If only you’d been on the scene then, Roy. You might have helped me work it out. But all I had at the time were Scoones and Sinclair and Carrie Macleod – and now, Jerome. And although the truth about Conrad had been a private epiphany, I still had no further memory of what had really happened to him, or what his last words to me had been, or of what – if anything – I had seen on the day he disappeared. But maybe Jerome could help me, I thought. His suggestion made sense. If the wall of my hidden past was beginning to give way, then anything – a scent, a word – might trigger another inrush of memories.

‘Becks? Are you nearly ready?’ That was Dominic, from downstairs.

I looked at my untouched breakfast tray. The thought of eating anything made me feel suddenly nauseous.

‘Just a minute!’ I called cheerily, and set about looking for how to dispose of my birthday breakfast. Thankfully, the bedroom had its own adjacent bathroom. I poured the orange juice down the sink, followed by the coffee. The drain gave a little hiccup, but seemed to accept the offering. The French toast was more of a problem; eventually, I tore it into small pieces, and flushed them down the toilet. It took three flushes to get rid of them all, as well as half a bottle of bleach, but finally, the evidence was gone.

‘Becks? Are you OK?’

‘Of course.’ I opened the bedroom door. ‘I just wanted to look my best for when I meet your family.’

He grinned. ‘I know. They can be a bit much,’ he said. ‘But they’re all going to love you. They just need the chance to see you in a – relaxed environment.’

A relaxed environment. I suddenly felt like laughing. I’d met Dom’s parents once for a meal at a local restaurant, as well as two of his sisters and their respective husbands, but it had not been a relaxed environment, and I had spent most of the time in a state of acute anxiety. Dom’s family was a close one, but their way of expressing affection seemed to consist mostly of teasing, shouting, squabbling and violent recriminations for a series of childhood incidents.
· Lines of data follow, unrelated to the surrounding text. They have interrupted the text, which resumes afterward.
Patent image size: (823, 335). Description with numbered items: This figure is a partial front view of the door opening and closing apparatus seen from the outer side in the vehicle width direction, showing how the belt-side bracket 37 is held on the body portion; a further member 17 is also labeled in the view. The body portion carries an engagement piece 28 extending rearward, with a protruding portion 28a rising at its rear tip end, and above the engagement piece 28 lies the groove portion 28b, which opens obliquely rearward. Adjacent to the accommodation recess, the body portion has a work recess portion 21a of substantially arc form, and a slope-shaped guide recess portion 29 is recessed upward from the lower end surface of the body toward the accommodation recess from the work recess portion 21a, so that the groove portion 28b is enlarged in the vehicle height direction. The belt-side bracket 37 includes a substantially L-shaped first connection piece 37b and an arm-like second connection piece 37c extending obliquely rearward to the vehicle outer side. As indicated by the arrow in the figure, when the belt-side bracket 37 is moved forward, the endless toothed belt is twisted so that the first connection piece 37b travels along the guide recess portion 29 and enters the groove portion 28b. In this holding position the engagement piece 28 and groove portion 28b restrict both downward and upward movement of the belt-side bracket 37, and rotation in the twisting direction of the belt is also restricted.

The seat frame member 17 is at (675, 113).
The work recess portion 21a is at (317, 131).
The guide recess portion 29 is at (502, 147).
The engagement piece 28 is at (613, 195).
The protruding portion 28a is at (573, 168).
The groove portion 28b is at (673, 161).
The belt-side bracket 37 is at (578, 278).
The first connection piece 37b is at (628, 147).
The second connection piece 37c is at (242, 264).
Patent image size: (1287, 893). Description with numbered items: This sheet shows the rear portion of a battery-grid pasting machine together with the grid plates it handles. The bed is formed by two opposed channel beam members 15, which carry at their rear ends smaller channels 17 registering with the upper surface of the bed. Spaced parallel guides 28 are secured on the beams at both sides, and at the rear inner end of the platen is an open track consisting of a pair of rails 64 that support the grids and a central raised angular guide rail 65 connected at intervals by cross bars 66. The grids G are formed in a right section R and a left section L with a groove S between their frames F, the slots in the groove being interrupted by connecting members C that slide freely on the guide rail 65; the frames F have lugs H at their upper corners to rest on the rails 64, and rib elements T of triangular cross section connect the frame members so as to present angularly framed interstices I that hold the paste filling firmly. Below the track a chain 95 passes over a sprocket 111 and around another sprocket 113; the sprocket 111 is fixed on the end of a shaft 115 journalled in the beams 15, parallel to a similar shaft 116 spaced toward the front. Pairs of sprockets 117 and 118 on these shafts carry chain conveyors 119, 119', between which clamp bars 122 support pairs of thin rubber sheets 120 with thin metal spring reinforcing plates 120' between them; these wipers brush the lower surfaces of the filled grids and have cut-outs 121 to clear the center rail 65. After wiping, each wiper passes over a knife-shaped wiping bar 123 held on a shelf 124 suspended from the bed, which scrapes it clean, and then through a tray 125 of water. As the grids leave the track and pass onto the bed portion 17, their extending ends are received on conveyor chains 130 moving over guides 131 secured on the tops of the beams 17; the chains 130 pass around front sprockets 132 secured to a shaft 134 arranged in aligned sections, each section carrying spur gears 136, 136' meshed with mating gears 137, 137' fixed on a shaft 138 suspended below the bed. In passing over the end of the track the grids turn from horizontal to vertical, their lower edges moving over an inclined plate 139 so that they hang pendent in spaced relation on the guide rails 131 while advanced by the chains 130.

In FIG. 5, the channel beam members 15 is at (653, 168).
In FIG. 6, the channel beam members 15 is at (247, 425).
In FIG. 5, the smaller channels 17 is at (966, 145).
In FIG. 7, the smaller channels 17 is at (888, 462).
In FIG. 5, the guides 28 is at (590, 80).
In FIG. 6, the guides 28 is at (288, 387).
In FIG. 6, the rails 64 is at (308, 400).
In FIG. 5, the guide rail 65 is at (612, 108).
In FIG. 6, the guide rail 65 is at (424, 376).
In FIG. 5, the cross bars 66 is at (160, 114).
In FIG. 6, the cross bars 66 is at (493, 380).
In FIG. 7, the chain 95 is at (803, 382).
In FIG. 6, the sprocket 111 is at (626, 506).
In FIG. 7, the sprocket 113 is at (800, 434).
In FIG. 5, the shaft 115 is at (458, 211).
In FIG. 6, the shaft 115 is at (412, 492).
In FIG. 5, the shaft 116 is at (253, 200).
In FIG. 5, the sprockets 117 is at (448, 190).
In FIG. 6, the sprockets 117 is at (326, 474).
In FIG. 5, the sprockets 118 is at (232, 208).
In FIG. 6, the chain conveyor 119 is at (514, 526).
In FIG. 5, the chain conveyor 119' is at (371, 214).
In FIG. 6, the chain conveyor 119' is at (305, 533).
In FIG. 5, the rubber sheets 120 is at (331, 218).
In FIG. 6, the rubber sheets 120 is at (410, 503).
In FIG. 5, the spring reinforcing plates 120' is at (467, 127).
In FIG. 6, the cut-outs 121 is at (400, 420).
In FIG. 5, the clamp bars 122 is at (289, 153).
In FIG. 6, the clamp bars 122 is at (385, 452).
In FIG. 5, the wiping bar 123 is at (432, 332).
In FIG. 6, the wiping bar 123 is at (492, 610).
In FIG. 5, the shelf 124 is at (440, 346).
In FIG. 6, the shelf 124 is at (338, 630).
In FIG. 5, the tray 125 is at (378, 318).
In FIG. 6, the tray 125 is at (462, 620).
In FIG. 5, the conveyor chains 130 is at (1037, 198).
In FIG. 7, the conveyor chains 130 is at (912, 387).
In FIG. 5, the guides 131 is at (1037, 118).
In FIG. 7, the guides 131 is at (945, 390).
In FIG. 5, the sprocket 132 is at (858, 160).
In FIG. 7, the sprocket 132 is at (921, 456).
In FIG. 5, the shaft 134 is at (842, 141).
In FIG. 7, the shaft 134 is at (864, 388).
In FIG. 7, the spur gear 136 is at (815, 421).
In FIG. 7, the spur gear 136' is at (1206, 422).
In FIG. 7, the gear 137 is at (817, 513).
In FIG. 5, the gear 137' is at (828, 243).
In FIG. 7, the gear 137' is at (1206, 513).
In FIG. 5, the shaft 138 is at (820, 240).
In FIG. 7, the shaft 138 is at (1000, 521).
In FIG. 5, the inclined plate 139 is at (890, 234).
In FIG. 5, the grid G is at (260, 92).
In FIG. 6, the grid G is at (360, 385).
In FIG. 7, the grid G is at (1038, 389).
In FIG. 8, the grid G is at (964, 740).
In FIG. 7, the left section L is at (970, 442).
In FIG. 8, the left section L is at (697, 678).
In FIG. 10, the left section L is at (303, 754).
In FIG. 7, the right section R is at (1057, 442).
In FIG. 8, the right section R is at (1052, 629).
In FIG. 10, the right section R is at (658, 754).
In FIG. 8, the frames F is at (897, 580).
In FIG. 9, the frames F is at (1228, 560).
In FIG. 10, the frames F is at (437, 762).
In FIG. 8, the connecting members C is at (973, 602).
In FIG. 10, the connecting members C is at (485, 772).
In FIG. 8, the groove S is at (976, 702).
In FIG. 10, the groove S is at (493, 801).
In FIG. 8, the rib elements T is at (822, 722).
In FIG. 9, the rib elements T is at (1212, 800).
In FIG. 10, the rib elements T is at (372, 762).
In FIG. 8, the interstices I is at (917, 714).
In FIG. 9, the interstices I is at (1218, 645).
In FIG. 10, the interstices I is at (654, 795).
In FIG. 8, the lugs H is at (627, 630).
It was so different to what I had known that I had kept almost silent throughout the meal, provoking the comment from Dominic’s Ma: ‘Not much of a talker, is she, Dom?’
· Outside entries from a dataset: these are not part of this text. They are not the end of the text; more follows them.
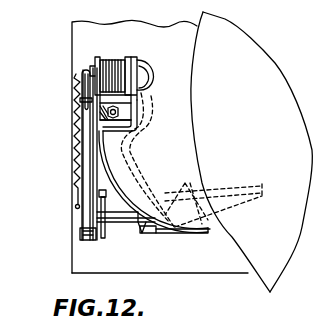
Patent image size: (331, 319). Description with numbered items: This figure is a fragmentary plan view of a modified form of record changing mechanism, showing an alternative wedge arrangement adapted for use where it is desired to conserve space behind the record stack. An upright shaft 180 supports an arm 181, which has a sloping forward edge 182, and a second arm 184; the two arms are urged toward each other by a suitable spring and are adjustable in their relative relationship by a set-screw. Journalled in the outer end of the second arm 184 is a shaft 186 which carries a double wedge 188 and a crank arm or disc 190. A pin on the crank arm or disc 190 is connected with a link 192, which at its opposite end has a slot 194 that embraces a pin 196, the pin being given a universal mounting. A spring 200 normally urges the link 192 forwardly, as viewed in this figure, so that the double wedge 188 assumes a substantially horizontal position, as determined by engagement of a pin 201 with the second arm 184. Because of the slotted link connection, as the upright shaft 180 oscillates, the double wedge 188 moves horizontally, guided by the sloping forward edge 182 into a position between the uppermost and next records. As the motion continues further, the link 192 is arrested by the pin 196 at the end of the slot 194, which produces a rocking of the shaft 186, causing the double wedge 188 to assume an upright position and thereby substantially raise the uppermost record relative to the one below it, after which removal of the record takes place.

The upright shaft 180 is at (157, 50).
The arm 181 is at (100, 184).
The sloping forward edge 182 is at (152, 234).
The second arm 184 is at (98, 188).
The shaft 186 is at (90, 218).
The double wedge 188 is at (142, 233).
The crank arm or disc 190 is at (86, 240).
The link 192 is at (88, 158).
The rod 194 is at (84, 70).
The pin 196 is at (82, 100).
The spring 200 is at (78, 147).
The pin 201 is at (106, 198).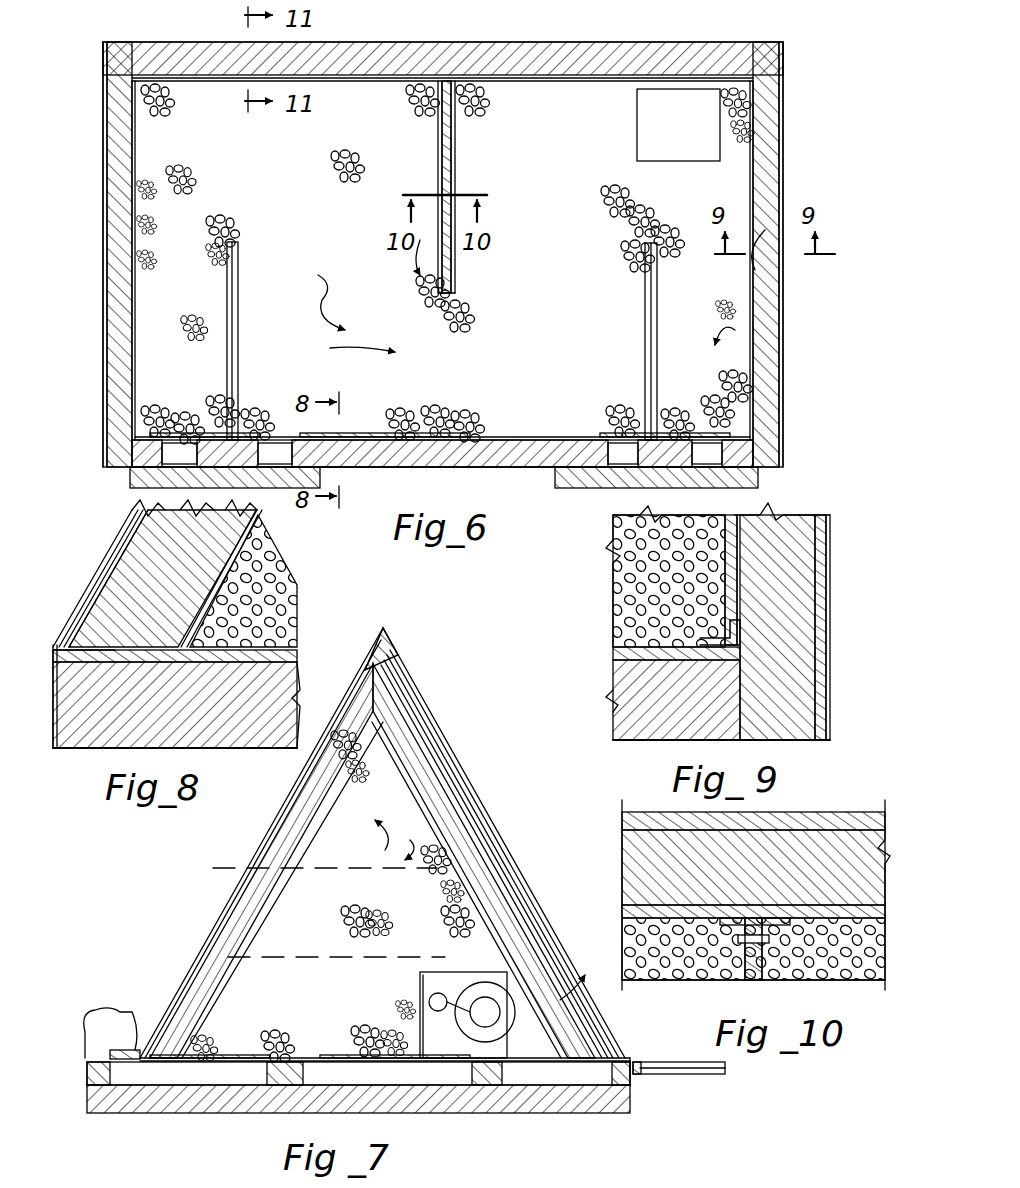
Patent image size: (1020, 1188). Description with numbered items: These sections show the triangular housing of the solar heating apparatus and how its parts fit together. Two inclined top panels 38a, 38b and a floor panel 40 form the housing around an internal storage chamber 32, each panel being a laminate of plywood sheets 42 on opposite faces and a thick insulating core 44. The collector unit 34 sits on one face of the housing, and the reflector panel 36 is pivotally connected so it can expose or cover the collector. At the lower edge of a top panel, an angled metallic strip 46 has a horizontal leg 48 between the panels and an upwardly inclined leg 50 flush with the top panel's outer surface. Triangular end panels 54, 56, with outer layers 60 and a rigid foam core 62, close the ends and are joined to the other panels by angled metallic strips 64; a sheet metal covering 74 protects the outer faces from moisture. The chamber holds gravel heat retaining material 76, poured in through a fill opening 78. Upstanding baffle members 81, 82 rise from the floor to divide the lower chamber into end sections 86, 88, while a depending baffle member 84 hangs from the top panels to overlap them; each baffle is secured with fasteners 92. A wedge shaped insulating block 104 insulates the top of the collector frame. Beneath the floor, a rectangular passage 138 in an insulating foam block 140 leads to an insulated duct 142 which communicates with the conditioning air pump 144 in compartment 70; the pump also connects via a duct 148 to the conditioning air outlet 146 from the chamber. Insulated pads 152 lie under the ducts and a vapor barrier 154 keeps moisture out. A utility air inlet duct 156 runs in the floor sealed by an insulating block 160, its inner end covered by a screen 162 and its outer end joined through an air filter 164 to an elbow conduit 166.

In FIG. 6, the internal storage chamber 32 is at (438, 233).
In FIG. 7, the internal storage chamber 32 is at (398, 742).
In FIG. 7, the collector unit 34 is at (382, 882).
In FIG. 7, the reflector panel 36 is at (695, 1058).
In FIG. 8, the inclined top panel 38a is at (140, 568).
In FIG. 10, the inclined top panel 38a is at (625, 862).
In FIG. 7, the inclined top panel 38a is at (173, 838).
In FIG. 7, the inclined top panel 38b is at (438, 810).
In FIG. 6, the floor panel 40 is at (492, 456).
In FIG. 8, the floor panel 40 is at (65, 715).
In FIG. 9, the floor panel 40 is at (625, 718).
In FIG. 7, the floor panel 40 is at (285, 1080).
In FIG. 6, the plywood sheets 42 is at (480, 436).
In FIG. 8, the plywood sheets 42 is at (100, 592).
In FIG. 9, the plywood sheets 42 is at (613, 652).
In FIG. 10, the plywood sheets 42 is at (624, 820).
In FIG. 7, the plywood sheets 42 is at (470, 864).
In FIG. 8, the insulating core 44 is at (216, 735).
In FIG. 9, the insulating core 44 is at (615, 685).
In FIG. 7, the insulating core 44 is at (467, 840).
In FIG. 8, the angled metallic strip 46 is at (60, 652).
In FIG. 8, the horizontal leg 48 is at (60, 688).
In FIG. 8, the upwardly inclined leg 50 is at (80, 622).
In FIG. 6, the end panel 54 is at (110, 252).
In FIG. 6, the end panel 56 is at (772, 152).
In FIG. 9, the end panel 56 is at (803, 696).
In FIG. 6, the outer layers 60 is at (122, 192).
In FIG. 9, the outer layers 60 is at (832, 528).
In FIG. 6, the rigid foam core 62 is at (112, 333).
In FIG. 9, the rigid foam core 62 is at (790, 582).
In FIG. 9, the angled metallic strips 64 is at (740, 628).
In FIG. 7, the pump containing compartment 70 is at (440, 980).
In FIG. 9, the sheet metal covering 74 is at (832, 625).
In FIG. 6, the heat retaining material 76 is at (242, 225).
In FIG. 8, the heat retaining material 76 is at (239, 578).
In FIG. 9, the heat retaining material 76 is at (665, 576).
In FIG. 7, the heat retaining material 76 is at (400, 860).
In FIG. 6, the fill opening 78 is at (640, 120).
In FIG. 6, the upstanding baffle member 81 is at (240, 346).
In FIG. 6, the upstanding baffle member 82 is at (645, 326).
In FIG. 7, the upstanding baffle member 82 is at (322, 858).
In FIG. 6, the depending baffle member 84 is at (452, 162).
In FIG. 10, the depending baffle member 84 is at (752, 982).
In FIG. 6, the end section 86 is at (170, 386).
In FIG. 6, the end section 88 is at (768, 314).
In FIG. 10, the fasteners 92 is at (730, 945).
In FIG. 7, the wedge shaped insulating block 104 is at (390, 652).
In FIG. 7, the rectangular passage 138 is at (625, 1078).
In FIG. 7, the insulating foam block 140 is at (640, 1075).
In FIG. 7, the insulated duct 142 is at (570, 1078).
In FIG. 7, the conditioning air pump 144 is at (437, 992).
In FIG. 7, the conditioning air outlet 146 is at (425, 1078).
In FIG. 7, the duct 148 is at (475, 1085).
In FIG. 6, the insulated pads 152 is at (150, 486).
In FIG. 7, the insulated pads 152 is at (245, 1115).
In FIG. 7, the vapor barrier 154 is at (90, 1098).
In FIG. 7, the inlet duct 156 is at (160, 1080).
In FIG. 7, the insulating block 160 is at (87, 1068).
In FIG. 7, the screen 162 is at (248, 1055).
In FIG. 7, the air filter 164 is at (125, 1048).
In FIG. 7, the elbow conduit 166 is at (100, 1018).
It was not a promising start; and missing Victoria’s birthday had not helped repair the damage. I feared that Dominic’s family had found me very dull, or worse, thought that I considered myself too good for them. Of course Dom had denied this, but I didn’t believe him.
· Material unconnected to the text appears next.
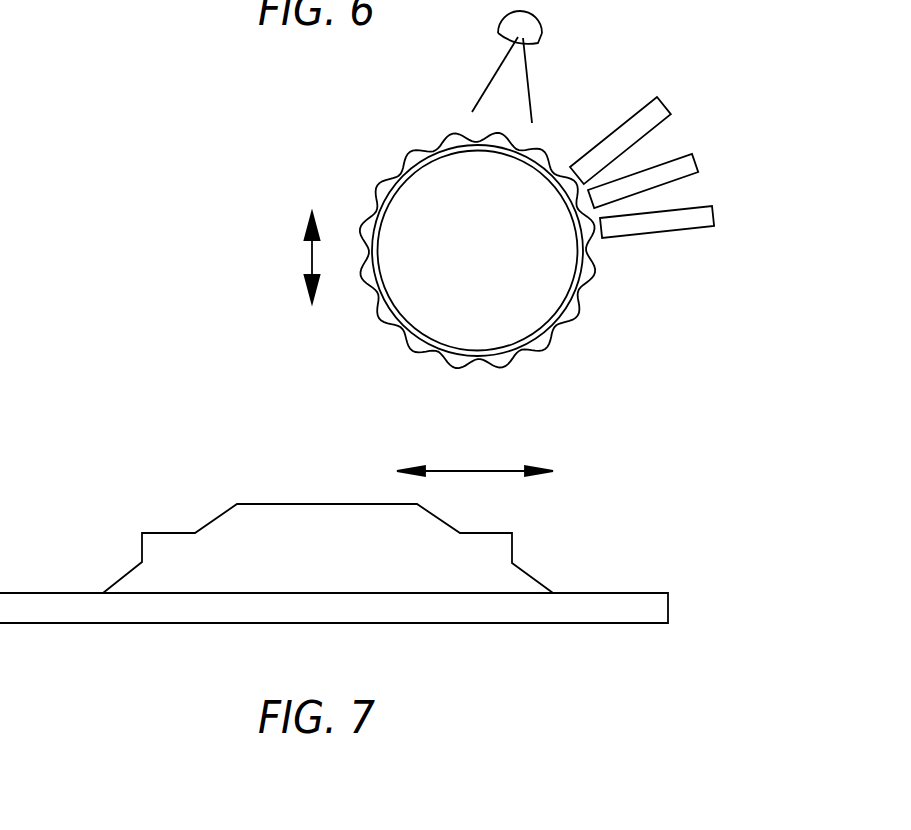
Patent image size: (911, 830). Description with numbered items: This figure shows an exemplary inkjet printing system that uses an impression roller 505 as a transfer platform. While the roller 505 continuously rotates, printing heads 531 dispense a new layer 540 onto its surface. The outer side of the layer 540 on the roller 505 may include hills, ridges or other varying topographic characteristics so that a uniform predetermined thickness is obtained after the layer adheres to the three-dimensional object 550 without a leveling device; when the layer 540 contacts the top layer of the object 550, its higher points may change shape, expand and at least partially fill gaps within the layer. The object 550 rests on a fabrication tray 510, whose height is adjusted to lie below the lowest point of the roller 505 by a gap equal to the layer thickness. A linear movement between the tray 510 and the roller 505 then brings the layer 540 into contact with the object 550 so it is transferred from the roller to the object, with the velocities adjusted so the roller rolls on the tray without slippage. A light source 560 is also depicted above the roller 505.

‘I told them you were shy,’ he’d said. ‘And – I hope you don’t mind – but I also told Ma about your therapy, and that business with your brother. No one’s going to bring it up, I swear,’ he went on quickly. ‘I just wanted everyone to know you’ve been through a lot, and it isn’t your fault, and how sweet and wonderful you can be when you let your defences down.’

Of course, he never realized how little he had ever seen of what was behind my defences. I’d lied to him from the very start; our time together was woven through with bright threads of betrayal. But Dominic was a simple man, and assumed that everyone was equally so.

He saw the empty breakfast tray on the dressing table, and smiled. ‘Was it good?’

‘Delicious,’ I said.

He kissed me. I could smell his cologne, and the memory of the joint he’d smoked the previous night before going to bed. And I wanted to please him: I wanted to be the trusting girl he thought I was; sweet-toothed, eating my French toast, excited at the prospect of my very own birthday party.